Und welche Länder/Gesellschaften schneiden gut ab?

Das kommt wie gesagt auf die Gewichtung der einzelnen Mosaik­stein­chen an. Wer den gerichtlichen Grundrechtsschutz betont, für den ist Deutschland Spitze. Wer ergebnisorientiert die allgemeine Lebens­qua­li­tät hoch gewichtet stellt Dänemark und Kanada an die Spitze. Wer die Chancengleichheit der Geschlechter betont, sieht Schweden und Norwegen an der Spitze.

Was fehlt der Schweiz, um noch demokratischer zu werden?

Sie müsste die «Ausländer», vor allem die in der Schweiz geborenen unter ihnen, weniger ausschliessen von der Demokratie.
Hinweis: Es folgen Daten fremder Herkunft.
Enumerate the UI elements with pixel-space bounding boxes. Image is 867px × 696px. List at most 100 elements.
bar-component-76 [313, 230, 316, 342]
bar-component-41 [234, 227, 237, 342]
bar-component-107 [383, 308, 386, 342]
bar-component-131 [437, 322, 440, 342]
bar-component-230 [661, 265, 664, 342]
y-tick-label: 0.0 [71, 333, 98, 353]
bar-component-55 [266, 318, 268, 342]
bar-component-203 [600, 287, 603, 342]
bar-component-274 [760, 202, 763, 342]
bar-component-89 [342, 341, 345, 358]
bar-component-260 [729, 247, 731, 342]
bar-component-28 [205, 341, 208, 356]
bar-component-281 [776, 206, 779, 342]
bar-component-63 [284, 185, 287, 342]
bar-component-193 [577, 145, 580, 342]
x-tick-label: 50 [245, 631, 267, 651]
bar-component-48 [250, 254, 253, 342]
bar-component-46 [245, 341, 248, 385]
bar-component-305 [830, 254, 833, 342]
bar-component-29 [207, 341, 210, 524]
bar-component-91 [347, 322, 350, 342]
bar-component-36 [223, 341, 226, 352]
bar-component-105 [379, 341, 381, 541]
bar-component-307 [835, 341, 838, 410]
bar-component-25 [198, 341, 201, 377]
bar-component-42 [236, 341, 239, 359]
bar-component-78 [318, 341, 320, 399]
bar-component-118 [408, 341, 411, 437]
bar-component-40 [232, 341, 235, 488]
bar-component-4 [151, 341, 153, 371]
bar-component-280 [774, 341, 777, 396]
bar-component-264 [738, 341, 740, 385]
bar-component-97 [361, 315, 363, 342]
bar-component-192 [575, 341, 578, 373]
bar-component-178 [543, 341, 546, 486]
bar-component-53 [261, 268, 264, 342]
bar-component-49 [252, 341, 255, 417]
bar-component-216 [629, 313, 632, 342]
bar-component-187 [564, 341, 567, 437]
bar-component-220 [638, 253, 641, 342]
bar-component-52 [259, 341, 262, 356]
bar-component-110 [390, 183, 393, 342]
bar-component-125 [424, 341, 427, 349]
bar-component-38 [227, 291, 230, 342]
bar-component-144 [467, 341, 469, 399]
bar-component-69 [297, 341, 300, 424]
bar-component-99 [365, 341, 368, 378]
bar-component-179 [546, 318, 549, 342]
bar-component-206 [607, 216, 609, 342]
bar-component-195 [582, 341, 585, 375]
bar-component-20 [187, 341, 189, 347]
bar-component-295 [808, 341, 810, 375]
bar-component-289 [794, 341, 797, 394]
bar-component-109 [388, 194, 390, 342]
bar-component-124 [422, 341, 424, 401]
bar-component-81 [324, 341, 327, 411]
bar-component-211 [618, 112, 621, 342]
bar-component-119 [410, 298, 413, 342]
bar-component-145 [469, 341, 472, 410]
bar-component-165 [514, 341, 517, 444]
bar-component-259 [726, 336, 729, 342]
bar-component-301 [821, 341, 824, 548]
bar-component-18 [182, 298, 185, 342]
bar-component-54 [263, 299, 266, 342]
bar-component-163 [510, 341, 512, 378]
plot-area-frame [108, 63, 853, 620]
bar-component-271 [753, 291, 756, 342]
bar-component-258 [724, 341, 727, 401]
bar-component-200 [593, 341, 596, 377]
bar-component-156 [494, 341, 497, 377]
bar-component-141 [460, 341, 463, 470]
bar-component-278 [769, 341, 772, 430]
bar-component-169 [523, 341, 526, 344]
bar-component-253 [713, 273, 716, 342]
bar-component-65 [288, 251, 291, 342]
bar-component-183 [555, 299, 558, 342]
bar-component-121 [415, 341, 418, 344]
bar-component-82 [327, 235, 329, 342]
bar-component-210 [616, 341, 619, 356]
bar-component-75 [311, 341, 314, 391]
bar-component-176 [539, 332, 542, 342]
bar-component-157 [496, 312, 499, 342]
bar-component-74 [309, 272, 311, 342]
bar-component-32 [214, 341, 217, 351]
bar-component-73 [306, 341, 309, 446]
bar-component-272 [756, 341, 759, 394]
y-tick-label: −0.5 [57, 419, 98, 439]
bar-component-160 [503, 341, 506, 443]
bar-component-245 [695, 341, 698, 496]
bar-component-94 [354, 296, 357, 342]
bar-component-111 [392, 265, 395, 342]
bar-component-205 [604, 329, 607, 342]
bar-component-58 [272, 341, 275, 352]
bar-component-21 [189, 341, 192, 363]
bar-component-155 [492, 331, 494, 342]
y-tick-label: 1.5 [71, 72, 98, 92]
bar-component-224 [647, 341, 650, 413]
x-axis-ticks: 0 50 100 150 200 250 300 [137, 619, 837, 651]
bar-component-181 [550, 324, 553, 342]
Sie sollte auch in den Unternehmungen demokratische Mitbestimmungsrechte ein­füh­ren. Sie müsste den von allen erarbeiteten Reichtum besser unter allen teilen lernen. Sie müsste für mehr Chancengleichheit unter den Kindern sorgen. Sie müsste die Kompetenzen des Bundesgerichtes erweitern, so dass die Grundrechte und die Rechte von Minderheiten besser geschützt wären.